Dramatic decline in anaesthetic mortality rates over past 50 years
Thursday, September 20, 2012
Research from Dr. Daniel Bainbridge and colleagues in Western’s Department of Anaesthesia and Perioperative Medicine has shown that survival rates after a general anaesthetic and within 48 hours of surgery have dramatically improved worldwide over the past 50 years. His research is published in the high-profile journal, The Lancet.
The researchers used data from 87 studies spanning back to the 1930s to analyse trends in death due to anaesthesia and soon after surgery involving more than 21.4 million anaesthetics given in countries around the world. Despite operating on more patients considered high-risk or who need more complicated surgeries now than in the past, the likelihood of dying after a general anaesthetic has dropped by roughly 90%— from an estimated 357 per million before the 1970s to 34 per million in the 1990s–2000s. During the same period, the risk of dying from any cause within 48 hours of surgery (perioperative mortality) has decreased by about 88%— from an estimated 10 603 per million before the 1970s to 1176 per million in the 1990s–2000s.

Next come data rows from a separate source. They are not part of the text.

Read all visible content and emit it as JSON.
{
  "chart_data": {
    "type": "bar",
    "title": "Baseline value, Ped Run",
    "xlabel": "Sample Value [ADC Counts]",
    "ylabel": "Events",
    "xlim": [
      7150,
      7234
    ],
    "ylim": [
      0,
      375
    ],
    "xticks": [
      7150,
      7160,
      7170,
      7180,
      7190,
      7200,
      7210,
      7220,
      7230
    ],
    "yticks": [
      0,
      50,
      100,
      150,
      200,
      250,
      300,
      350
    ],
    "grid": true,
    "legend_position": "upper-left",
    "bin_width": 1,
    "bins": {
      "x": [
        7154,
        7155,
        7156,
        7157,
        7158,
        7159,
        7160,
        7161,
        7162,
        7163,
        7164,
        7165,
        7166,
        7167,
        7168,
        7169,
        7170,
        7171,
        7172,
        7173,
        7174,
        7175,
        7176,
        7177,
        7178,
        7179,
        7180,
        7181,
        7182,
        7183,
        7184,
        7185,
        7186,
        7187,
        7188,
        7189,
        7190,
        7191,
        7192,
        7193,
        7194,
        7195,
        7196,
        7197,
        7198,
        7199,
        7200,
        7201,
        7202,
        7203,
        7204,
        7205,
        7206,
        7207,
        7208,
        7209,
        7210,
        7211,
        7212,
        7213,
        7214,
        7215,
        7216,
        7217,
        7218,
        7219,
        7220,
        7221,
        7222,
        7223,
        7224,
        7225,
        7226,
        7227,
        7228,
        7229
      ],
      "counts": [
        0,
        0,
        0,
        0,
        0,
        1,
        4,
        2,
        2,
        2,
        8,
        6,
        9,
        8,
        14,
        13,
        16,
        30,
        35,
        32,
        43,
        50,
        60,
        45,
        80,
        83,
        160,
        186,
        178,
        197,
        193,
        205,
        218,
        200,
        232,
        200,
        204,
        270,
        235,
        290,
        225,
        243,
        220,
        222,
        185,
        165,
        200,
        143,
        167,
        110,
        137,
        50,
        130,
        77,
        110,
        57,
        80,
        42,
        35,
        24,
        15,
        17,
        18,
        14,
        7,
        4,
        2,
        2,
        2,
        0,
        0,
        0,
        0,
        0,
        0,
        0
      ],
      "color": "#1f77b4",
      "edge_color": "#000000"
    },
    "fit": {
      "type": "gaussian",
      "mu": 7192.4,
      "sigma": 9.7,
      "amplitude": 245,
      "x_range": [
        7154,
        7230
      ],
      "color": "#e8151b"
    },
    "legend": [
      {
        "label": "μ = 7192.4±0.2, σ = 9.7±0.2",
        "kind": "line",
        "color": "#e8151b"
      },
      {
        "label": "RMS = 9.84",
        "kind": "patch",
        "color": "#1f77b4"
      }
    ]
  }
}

Dr. Bainbridge, an associate professor at Western’s Schulich School of Medicine & Dentistry and a scientist with Lawson Health Research Institute, says the dramatic decline is due to several factors including better equipment in the O-R, better recognition and treatment of patient disease, safe surgical checklists, and better hospital infrastructure. Dr. Janet Martin, Dr. Davy Cheng and Dr. Miguel Arango were also involved in the study.
“Although this declining pattern was evident in both developing and developed nations, the greatest and most progressive decline has been in developed countries. Overall rates of perioperative and anaesthetic-related mortality have consistently been much higher in developing countries and remain two to three time higher than in developed nations”*, explains Dr. Bainbridge. He says evidence-based interventions need to be put into practice to reduce the disparities between high-income and low-income countries.
“Although anaesthetic mortality remains low compared with traffic fatalities or suicide, it still remains high compared with death caused by air travel, which is a commonly used yardstick to benchmark the risk of anaesthesia.”
Dr. Bainbridge adds, “we know people are afraid of flying because of the risk of death even though that risk is low, and has been steadily going down. We also know people who come in for surgery are afraid of dying from the anaesthetic or from the surgery, and we’re able to show the same thing, that the rates have been steadily going down and the risk is extremely low.” Still he says, there’s room for improvement. “Even though we know the risk is low, we continue to improve the standards and the safety for patients so they can be more comfortable and confident when they come for surgery.”